Go Disfigure: Fight Club Dude Palahniuk's Bitter Platform

Even the straightforward part of Chuck Palahniuk's latest novel is tough to pin down. Diary starts out as the bitter journal of Misty Tracy Wilmot, a failed artist and mother who wants to keep a record of her awful life just in case her husband wakes up from the coma he's been in since a botched suicide attempt. The book is also a platform for brief meditations on, among other things, the anatomy of facial expressions, graphology, negative advertising, the Mona Lisa's absent eyebrows, Jung, and Jain Buddhism. The asides emerge from the narrative like angry ants, but Palahniuk guides them to slowly reshape Misty's diary into a brainy horror mystery: Pretty soon NIMBY terrorists are trying to harness her untapped creativity in a supernatural plan to rid their island (playfully called Waytansea) of tourist riffraff.

Palahniuk delightfully pushes Diary into the ludicrous, but his restless intelligence coheres plotwise, and as always he makes his ideas move. The often droll sentences are mantra-like, stripped-down, fragmented. Here's a phrase that gets reworked throughout the book: "The weather today is increasing concern followed by full-blown dread." He'll spend a paragraph talking about something that has disappeared and then give a single-sentence recap: "Bermuda Triangulated." To be technical, Palahniuk rarely uses contrast words like but. This can make for a lack of nuance, and Diary hits Misty's sour note about a trailer-park childhood—the poverty marriage was supposed to save her from—too often. But Palahniuk mostly makes these blind spots into creative opportunities: Eventually, surprise revelations reconfigure almost all of Misty's early entries.

Diary novelist Chuck Palahniuk: Does suffering drive creativity?
photo: Shawn Grant
Diary novelist Chuck Palahniuk: Does suffering drive creativity?

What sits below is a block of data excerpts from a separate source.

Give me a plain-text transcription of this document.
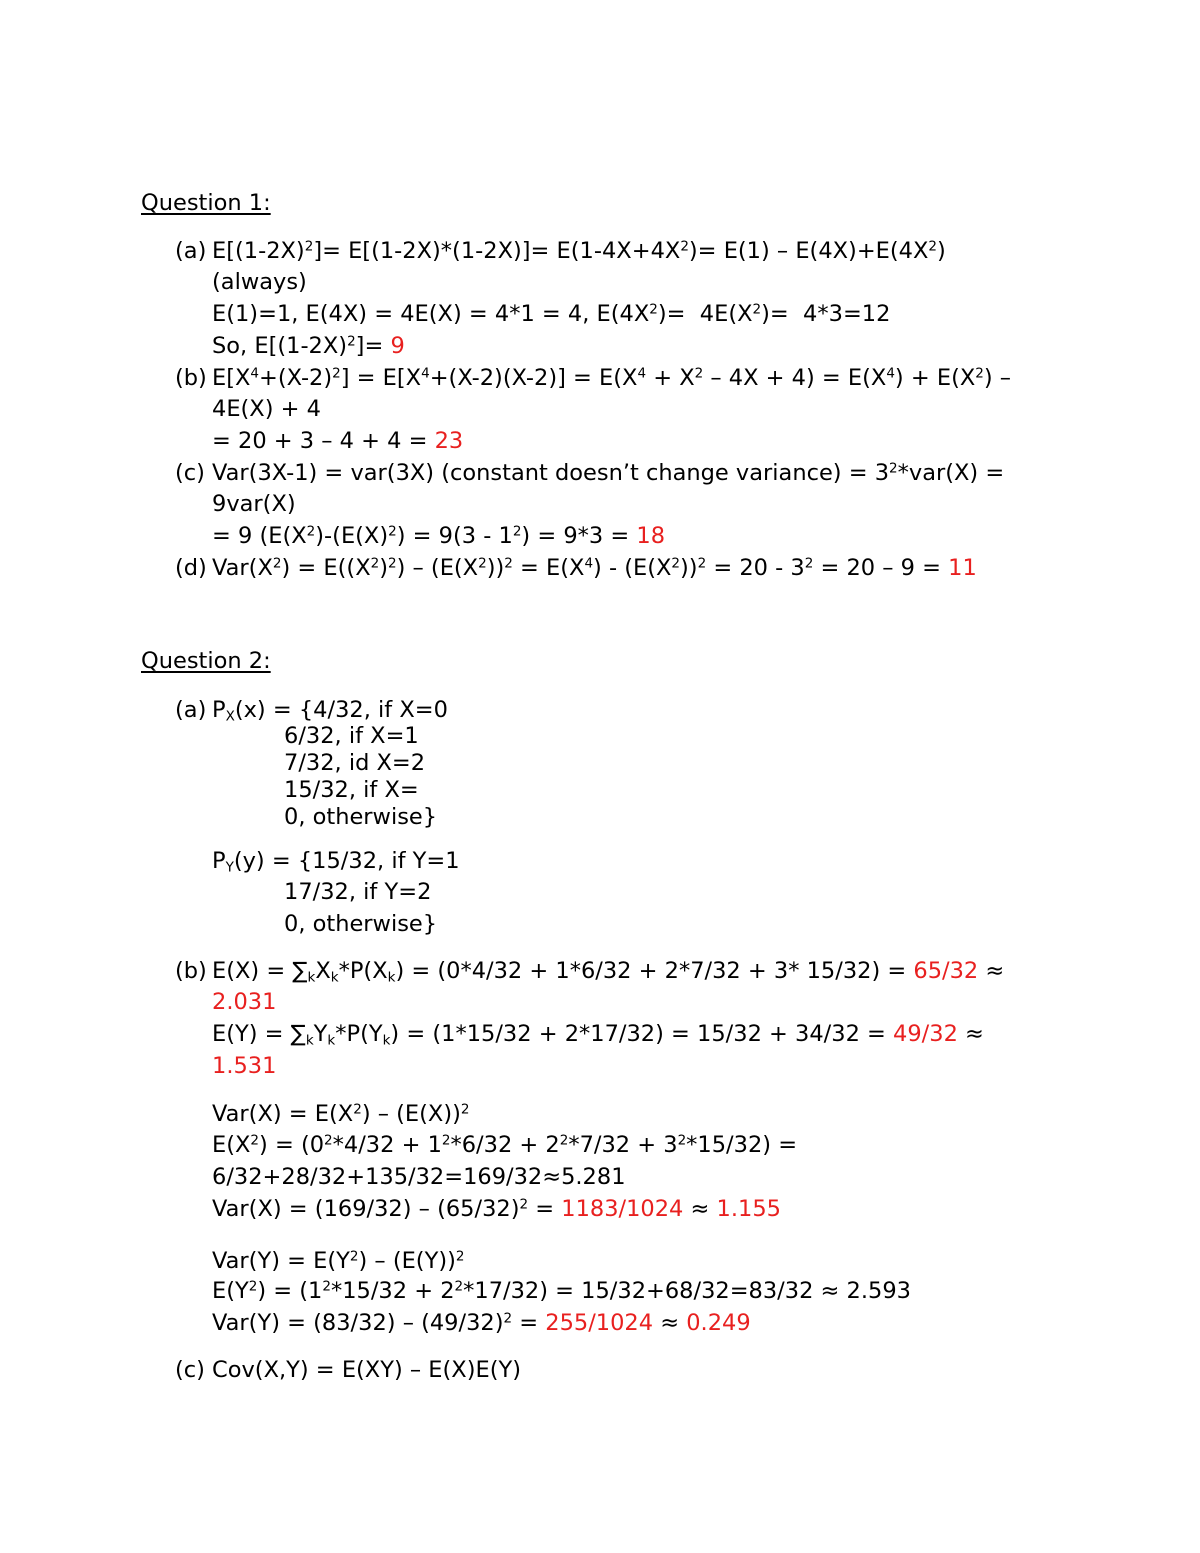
Question 1:
(a) $E[(1-2X)^2]= E[(1-2X)*(1-2X)]= E(1-4X+4X^2)= E(1) - E(4X)+E(4X^2)$
(always)
E(1)=1, E(4X) = 4E(X) = 4*1 = 4, $E(4X^2)= 4E(X^2)= 4*3=12$
So, $E[(1-2X)^2]= 9$
(b) $E[X^4+(X-2)^2] = E[X^4+(X-2)(X-2)] = E(X^4 + X^2 - 4X + 4) = E(X^4) + E(X^2)$ –
4E(X) + 4
= 20 + 3 – 4 + 4 = 23
(c) Var(3X-1) = var(3X) (constant doesn’t change variance) = $3^2*var(X)$ =
9var(X)
= 9 ($E(X^2)-(E(X)^2) = 9(3 - 1^2) = 9*3 = 18$
(d) $Var(X^2) = E((X^2)^2) - (E(X^2))^2 = E(X^4) - (E(X^2))^2 = 20 - 3^2 = 20 - 9 = 11$
Question 2:
(a) $P_X(x) = \{4/32$, if X=0
6/32, if X=1
7/32, id X=2
15/32, if X=
0, otherwise}
$P_Y(y) = \{15/32$, if Y=1
17/32, if Y=2
0, otherwise}
(b) $E(X) = \sum_kX_k*P(X_k) = (0*4/32 + 1*6/32 + 2*7/32 + 3*$ 15/32) = 65/32 ≈
2.031
$E(Y) = \sum_kY_k*P(Y_k) = (1*15/32 + 2*17/32) = 15/32 + 34/32 = 49/32$ ≈
1.531
$Var(X) = E(X^2) - (E(X))^2$
$E(X^2) = (0^2*4/32 + 1^2*6/32 + 2^2*7/32 + 3^2*15/32)$ =
6/32+28/32+135/32=169/32≈5.281
$Var(X) = (169/32) - (65/32)^2 = 1183/1024 \approx 1.155$
$Var(Y) = E(Y^2) - (E(Y))^2$
$E(Y^2) = (1^2*15/32 + 2^2*17/32) = 15/32+68/32=83/32 \approx 2.593$
$Var(Y) = (83/32) - (49/32)^2 = 255/1024 \approx 0.249$
(c) Cov(X,Y) = E(XY) – E(X)E(Y)
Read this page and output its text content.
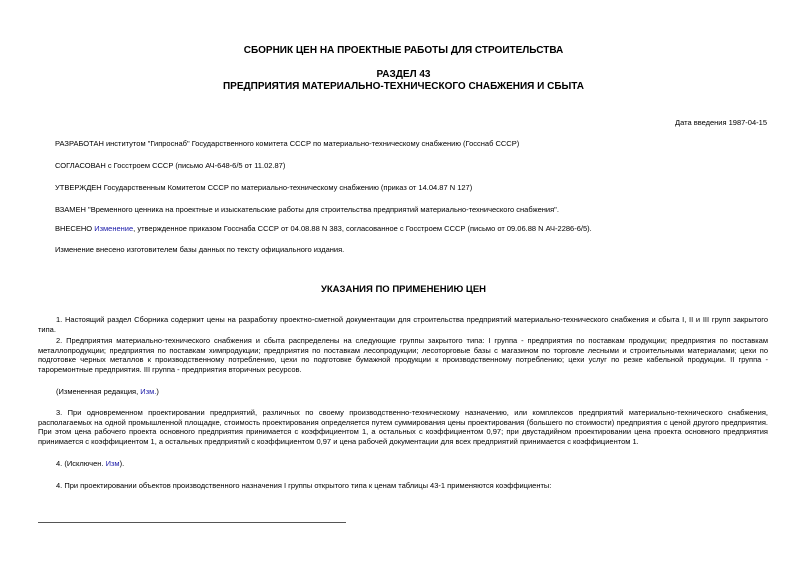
СБОРНИК ЦЕН НА ПРОЕКТНЫЕ РАБОТЫ ДЛЯ СТРОИТЕЛЬСТВА
РАЗДЕЛ 43
ПРЕДПРИЯТИЯ МАТЕРИАЛЬНО-ТЕХНИЧЕСКОГО СНАБЖЕНИЯ И СБЫТА
Дата введения 1987-04-15
РАЗРАБОТАН институтом "Гипроснаб" Государственного комитета СССР по материально-техническому снабжению (Госснаб СССР)
СОГЛАСОВАН с Госстроем СССР (письмо АЧ-648-6/5 от 11.02.87)
УТВЕРЖДЕН Государственным Комитетом СССР по материально-техническому снабжению (приказ от 14.04.87 N 127)
ВЗАМЕН "Временного ценника на проектные и изыскательские работы для строительства предприятий материально-технического снабжения".
ВНЕСЕНО Изменение, утвержденное приказом Госснаба СССР от 04.08.88 N 383, согласованное с Госстроем СССР (письмо от 09.06.88 N АЧ-2286-6/5).
Изменение внесено изготовителем базы данных по тексту официального издания.
УКАЗАНИЯ ПО ПРИМЕНЕНИЮ ЦЕН
1. Настоящий раздел Сборника содержит цены на разработку проектно-сметной документации для строительства предприятий материально-технического снабжения и сбыта I, II и III групп закрытого типа.
2. Предприятия материально-технического снабжения и сбыта распределены на следующие группы закрытого типа: I группа - предприятия по поставкам продукции; предприятия по поставкам металлопродукции; предприятия по поставкам химпродукции; предприятия по поставкам лесопродукции; лесоторговые базы с магазином по торговле лесными и строительными материалами; цехи по подготовке черных металлов к производственному потреблению, цехи по подготовке бумажной продукции к производственному потреблению; цехи услуг по резке кабельной продукции. II группа - тароремонтные предприятия. III группа - предприятия вторичных ресурсов.
(Измененная редакция, Изм.)
3. При одновременном проектировании предприятий, различных по своему производственно-техническому назначению, или комплексов предприятий материально-технического снабжения, располагаемых на одной промышленной площадке, стоимость проектирования определяется путем суммирования цены проектирования (большего по стоимости) предприятия с ценой другого предприятия. При этом цена рабочего проекта основного предприятия принимается с коэффициентом 1, а остальных с коэффициентом 0,97; при двустадийном проектировании цена проекта основного предприятия принимается с коэффициентом 1, а остальных предприятий с коэффициентом 0,97 и цена рабочей документации для всех предприятий принимается с коэффициентом 1.
4. (Исключен. Изм).
4. При проектировании объектов производственного назначения I группы открытого типа к ценам таблицы 43-1 применяются коэффициенты:
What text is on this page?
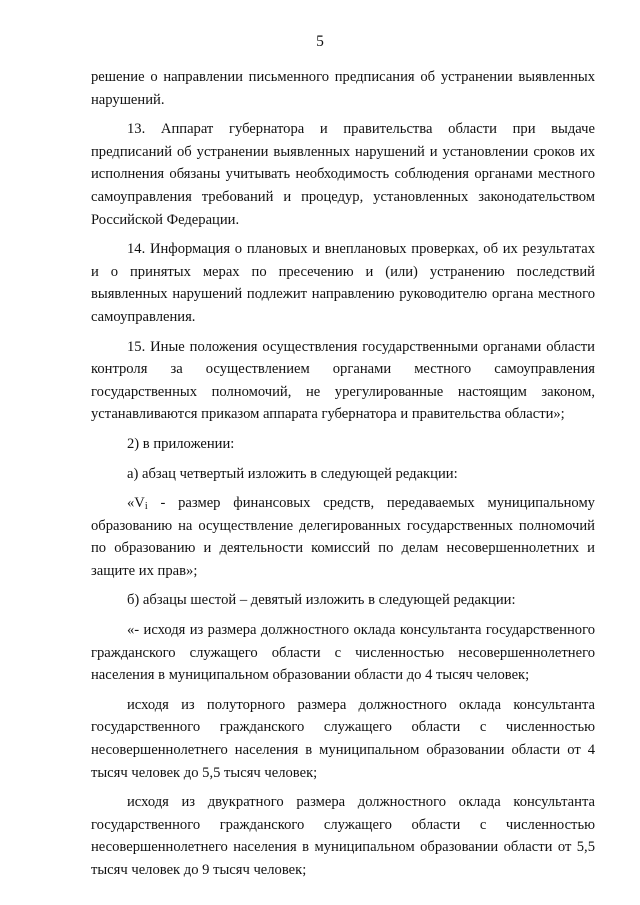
5

решение о направлении письменного предписания об устранении выявленных нарушений.

13. Аппарат губернатора и правительства области при выдаче предписаний об устранении выявленных нарушений и установлении сроков их исполнения обязаны учитывать необходимость соблюдения органами местного самоуправления требований и процедур, установленных законодательством Российской Федерации.

14. Информация о плановых и внеплановых проверках, об их результатах и о принятых мерах по пресечению и (или) устранению последствий выявленных нарушений подлежит направлению руководителю органа местного самоуправления.

15. Иные положения осуществления государственными органами области контроля за осуществлением органами местного самоуправления государственных полномочий, не урегулированные настоящим законом, устанавливаются приказом аппарата губернатора и правительства области»;

2) в приложении:

а) абзац четвертый изложить в следующей редакции:

«$V_i$ - размер финансовых средств, передаваемых муниципальному образованию на осуществление делегированных государственных полномочий по образованию и деятельности комиссий по делам несовершеннолетних и защите их прав»;

б) абзацы шестой – девятый изложить в следующей редакции:

«- исходя из размера должностного оклада консультанта государственного гражданского служащего области с численностью несовершеннолетнего населения в муниципальном образовании области до 4 тысяч человек;

исходя из полуторного размера должностного оклада консультанта государственного гражданского служащего области с численностью несовершеннолетнего населения в муниципальном образовании области от 4 тысяч человек до 5,5 тысяч человек;

исходя из двукратного размера должностного оклада консультанта государственного гражданского служащего области с численностью несовершеннолетнего населения в муниципальном образовании области от 5,5 тысяч человек до 9 тысяч человек;
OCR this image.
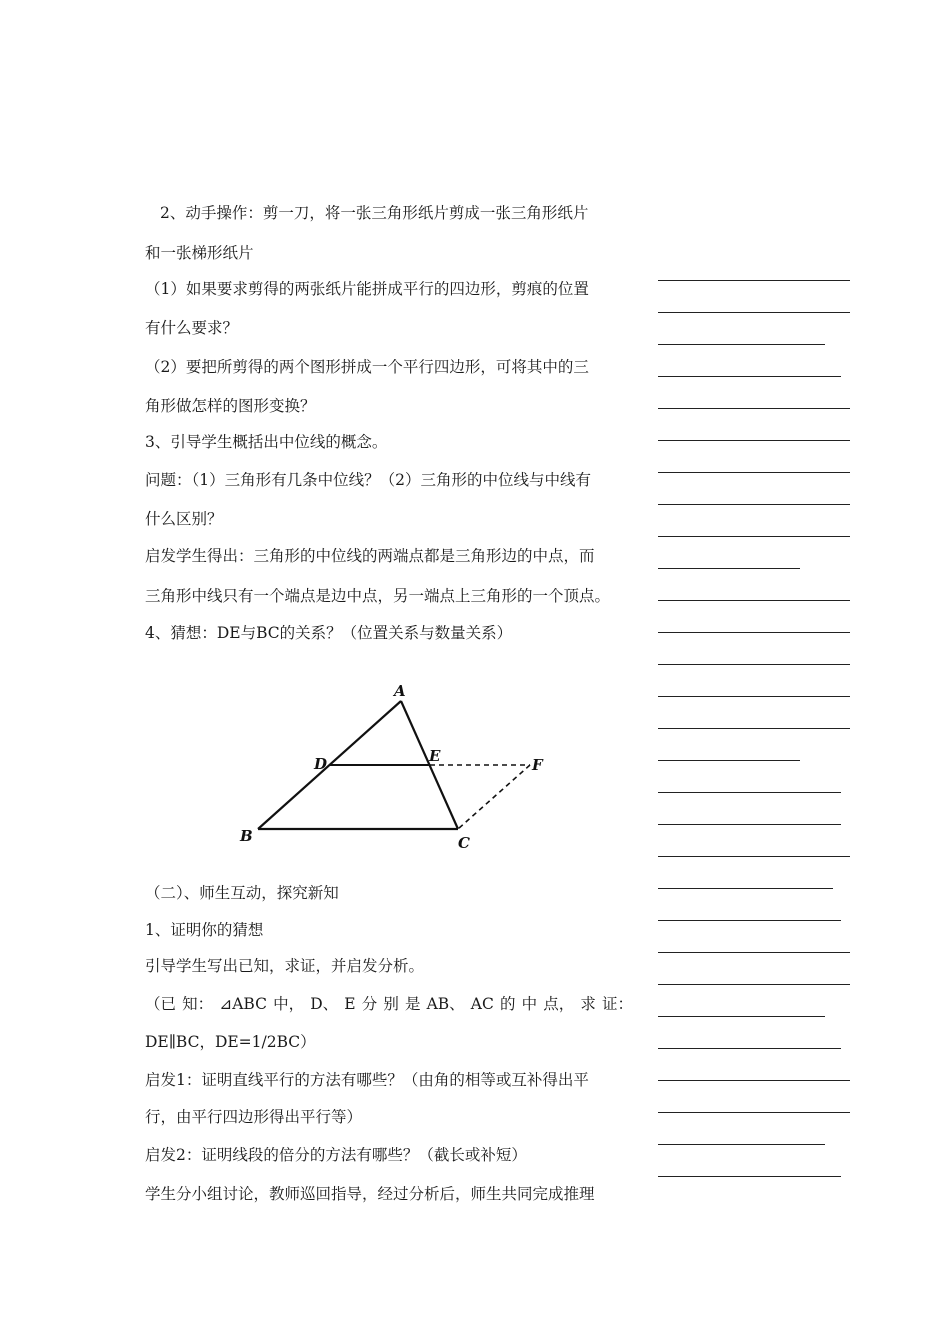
2、动手操作：剪一刀，将一张三角形纸片剪成一张三角形纸片
和一张梯形纸片
（1）如果要求剪得的两张纸片能拼成平行的四边形，剪痕的位置
有什么要求？
（2）要把所剪得的两个图形拼成一个平行四边形，可将其中的三
角形做怎样的图形变换？
3、引导学生概括出中位线的概念。
问题：（1）三角形有几条中位线？（2）三角形的中位线与中线有
什么区别？
启发学生得出：三角形的中位线的两端点都是三角形边的中点，而
三角形中线只有一个端点是边中点，另一端点上三角形的一个顶点。
4、猜想：DE与BC的关系？（位置关系与数量关系）
A
B	C
D	E	F
（二）、师生互动，探究新知
1、证明你的猜想
引导学生写出已知，求证，并启发分析。
（已 知： ⊿ABC 中， D、 E 分 别 是 AB、 AC 的 中 点， 求 证：
DE∥BC，DE=1/2BC）
启发1：证明直线平行的方法有哪些？（由角的相等或互补得出平
行，由平行四边形得出平行等）
启发2：证明线段的倍分的方法有哪些？（截长或补短）
学生分小组讨论，教师巡回指导，经过分析后，师生共同完成推理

Like Fight Club, Diary associates psychological shifts with a radical disfiguration of the body. Misty falls into the hands of apparently doting elders who turn out to be dogged sadists. Pain, they think, will force her to produce a powerful artwork, one that they'll use in their wildly convoluted plan to scare people away from Waytansea. Is suffering the motor that drives creativity? Though Palahniuk toys with this cliché—even name-checking artist-sufferers like Goya, Delacroix, and Kahlo—he thankfully steers the question into irresolvability. Misty's art might have mystical qualities, but none of Palahniuk's descriptions make it sound very inspired. And by the book's hocus-pocus logic, suffering might actually make Misty repeat the life of someone else—in other words, make her lose her individuality. Palahniuk rarely slows down for a tidy conclusion, but Diary's circular ending lingers, making it impossible to distinguish between self-determination and cruel fate. The pleasure here resides in his awesome ability to transform gleeful absurdities into a well-sculpted riddle.